I recently had the pleasure to read RDH magazine as presented to me by my hygienist, whom I consider to be among the best of hygienists. I could not help but to read a letter in your Readers` Forum from Carolyn Lancaster [May 1995] where she comments about the March 1995 issue of RDH relating to the subject: "Eliminating Pockets No Longer the Goal of Periodontal Therapy." I do not know where Ms. Lancaster obtained her information (no references given). However, her conclusions (and perhaps the message given in the March RDH) is blatantly and absolutely incorrect. That she should conclude from that article that the goal of periodontic therapy is no longer pocket elimination is totally and unequivocally inaccurate.

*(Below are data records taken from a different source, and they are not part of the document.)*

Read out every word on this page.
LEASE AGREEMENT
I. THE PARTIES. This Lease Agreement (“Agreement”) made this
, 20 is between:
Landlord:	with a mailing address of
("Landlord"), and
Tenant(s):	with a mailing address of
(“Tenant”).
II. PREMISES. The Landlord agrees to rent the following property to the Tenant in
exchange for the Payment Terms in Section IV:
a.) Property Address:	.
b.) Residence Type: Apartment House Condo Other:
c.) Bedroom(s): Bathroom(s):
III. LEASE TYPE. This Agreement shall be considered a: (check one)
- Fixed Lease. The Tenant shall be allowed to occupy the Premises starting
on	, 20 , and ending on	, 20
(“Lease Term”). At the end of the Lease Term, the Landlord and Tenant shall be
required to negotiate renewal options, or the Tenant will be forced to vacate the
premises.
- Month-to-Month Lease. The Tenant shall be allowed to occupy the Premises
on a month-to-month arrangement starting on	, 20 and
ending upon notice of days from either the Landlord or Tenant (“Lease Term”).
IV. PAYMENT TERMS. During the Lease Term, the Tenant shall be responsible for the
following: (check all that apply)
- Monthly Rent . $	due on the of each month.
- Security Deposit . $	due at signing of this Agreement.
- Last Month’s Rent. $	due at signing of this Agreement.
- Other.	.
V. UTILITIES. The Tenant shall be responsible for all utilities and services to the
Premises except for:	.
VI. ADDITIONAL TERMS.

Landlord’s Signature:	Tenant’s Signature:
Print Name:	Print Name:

There are multiple reasons for periodontal therapy based upon the diagnosis and data presented. To say that pocket elimination is not a goal of periodontics is like saying that the control of heart disease is no longer the objective of the cardiologist. There are numerous goals in the treatment of periodontal disease and most certainly one of these is pocket elimination. How else do you expect the patient to be able to control the process if he/she does not have access for bacterial control. Indeed, not all patients should have periodontal surgery. However, to make such a blanket statement is totally inaccurate and reflects on the lack of understanding of the entire process of periodontal therapy. Remember, too, we are now in an age of regenerative periodontics. Does Mrs. Lancaster believe that this means we are not striving for pocket elimination as a goal? By the way, how many hours away is the oral surgeon?
H. Michael Hersh, DMD
Mission Viejo, California
EDITOR`S NOTE: Trisha O`Hehir, in her March 1995 Periodontics column wrote, "For many years pocket elimination was the goal ... Pocket elimination has given way to stopping disease progression." Ms. O`Hehir based her comments on the proceedings of the 1989 World Workshop in Periodontics.